Peggy and I celebrate Valentine’s Day with a kiss, even when kisses aren’t on sale. For Halloween, we display a half-dozen knickknacks of scary cats, scary ghosts, and scary pumpkins. For Thanksgiving, we place two cute knickknacks—one of a Pilgrim-clad gentleman squirrel and the other of a Pilgrim-clad lady squirrel—above the stove where we can enjoy them while preparing our feast of Tofurkey with gravy, cornbread dressing, mashed potatoes, cranberry sauce, green beans, walnut pie, and whatever else comes to mind. 

Christmas is our biggest decorating holiday, although gifts play only a small part in it. To whit... We each receive $200 from Peggy’s father; home-baked cheese-straws from Peggy’s sister; and various gifts from a reader of this blog whose generosity is such that she would buy us luxury cars and ocean cruises if she could afford it, not because of how special we are, but because of how special she is. We also prepare a meal that is a repeat of Thanksgiving, but with the addition of Spritz Cookies (made from sugar cookie dough put through a cookie press and decorated with “sprinkles”).

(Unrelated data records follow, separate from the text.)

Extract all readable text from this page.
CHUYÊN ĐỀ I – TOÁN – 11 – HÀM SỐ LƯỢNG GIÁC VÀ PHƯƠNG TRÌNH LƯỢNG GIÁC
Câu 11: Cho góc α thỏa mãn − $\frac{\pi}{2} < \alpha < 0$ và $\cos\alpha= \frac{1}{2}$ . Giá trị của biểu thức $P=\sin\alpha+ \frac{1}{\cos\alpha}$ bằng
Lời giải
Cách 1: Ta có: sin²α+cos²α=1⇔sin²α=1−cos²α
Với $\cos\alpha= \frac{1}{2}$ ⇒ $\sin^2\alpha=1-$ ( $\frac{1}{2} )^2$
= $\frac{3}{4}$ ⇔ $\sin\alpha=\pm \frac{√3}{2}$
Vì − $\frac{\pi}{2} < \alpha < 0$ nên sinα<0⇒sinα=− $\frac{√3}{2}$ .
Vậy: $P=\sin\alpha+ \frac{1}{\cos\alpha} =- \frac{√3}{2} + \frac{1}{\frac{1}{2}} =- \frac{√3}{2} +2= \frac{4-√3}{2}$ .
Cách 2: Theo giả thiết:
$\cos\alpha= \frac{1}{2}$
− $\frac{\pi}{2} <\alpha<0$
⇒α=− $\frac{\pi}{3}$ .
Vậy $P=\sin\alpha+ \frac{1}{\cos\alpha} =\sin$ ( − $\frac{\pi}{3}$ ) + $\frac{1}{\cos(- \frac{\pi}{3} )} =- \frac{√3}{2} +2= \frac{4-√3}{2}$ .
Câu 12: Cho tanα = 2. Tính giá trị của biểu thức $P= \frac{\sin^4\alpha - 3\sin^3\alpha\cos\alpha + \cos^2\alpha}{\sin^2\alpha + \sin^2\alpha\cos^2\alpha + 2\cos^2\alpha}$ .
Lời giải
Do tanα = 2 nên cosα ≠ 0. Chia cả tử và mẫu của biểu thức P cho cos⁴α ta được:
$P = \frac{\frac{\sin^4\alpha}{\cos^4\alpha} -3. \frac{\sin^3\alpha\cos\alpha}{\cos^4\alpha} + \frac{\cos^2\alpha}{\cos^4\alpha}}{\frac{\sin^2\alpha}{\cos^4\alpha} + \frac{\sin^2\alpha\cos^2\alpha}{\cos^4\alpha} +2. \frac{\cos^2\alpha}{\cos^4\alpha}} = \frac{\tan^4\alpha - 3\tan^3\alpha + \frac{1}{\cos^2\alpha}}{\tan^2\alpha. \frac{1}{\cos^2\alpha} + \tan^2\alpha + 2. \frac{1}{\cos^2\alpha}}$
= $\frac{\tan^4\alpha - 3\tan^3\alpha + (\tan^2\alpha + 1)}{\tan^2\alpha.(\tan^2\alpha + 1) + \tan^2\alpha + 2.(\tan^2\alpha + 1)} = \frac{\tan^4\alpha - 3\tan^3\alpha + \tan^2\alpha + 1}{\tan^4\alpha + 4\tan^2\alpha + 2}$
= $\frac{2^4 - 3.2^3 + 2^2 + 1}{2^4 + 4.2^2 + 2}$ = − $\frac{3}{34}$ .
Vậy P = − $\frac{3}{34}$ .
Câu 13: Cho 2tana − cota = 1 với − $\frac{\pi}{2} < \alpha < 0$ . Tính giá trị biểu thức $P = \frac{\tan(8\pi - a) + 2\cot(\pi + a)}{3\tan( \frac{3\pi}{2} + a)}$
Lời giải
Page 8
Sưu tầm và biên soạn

I’ll close on a comedic note by sharing a condensed version of how the long-ago Greek traveler Herodotus described a Thanksgiving pilgrimage to the holy city of the Egyptian cat-goddess, Bastet. Although universally adored by the lower classes, the humble cat-goddess was scorned by the lion-worshiping nobility. Like the mother cats she represented, Bastet was austere yet cuddly, fierce yet protective, and above all things joyful. She told her followers to love themselves, and she ordained that her worshipers gather to have sex, drink wine, play music, dance, and otherwise celebrate being alive. Herodotus writes to us from 450 BC: 

“Now, when they are coming to the city of Bubastis they sail men and women together with a great multitude of each sex in every boat. Some of the women have rattles and rattle with them [note the rattle in Bastet’s right hand], while some of the men play the flute during the whole time of the voyage, and the others, both women and men, sing and clap their hands; and when they come opposite to any city, they bring the boat to land, and while some of the women continue to do as I have said, others shout and jeer at the women in that city, some dancing, and others exposing themselves. This they do in every city along the Nile; and when they reach Bubastis, they consume more wine than during the whole of the rest of the year. To this place (so say the natives) they come together year by year even to the number of 700,000 of men and women, besides children.”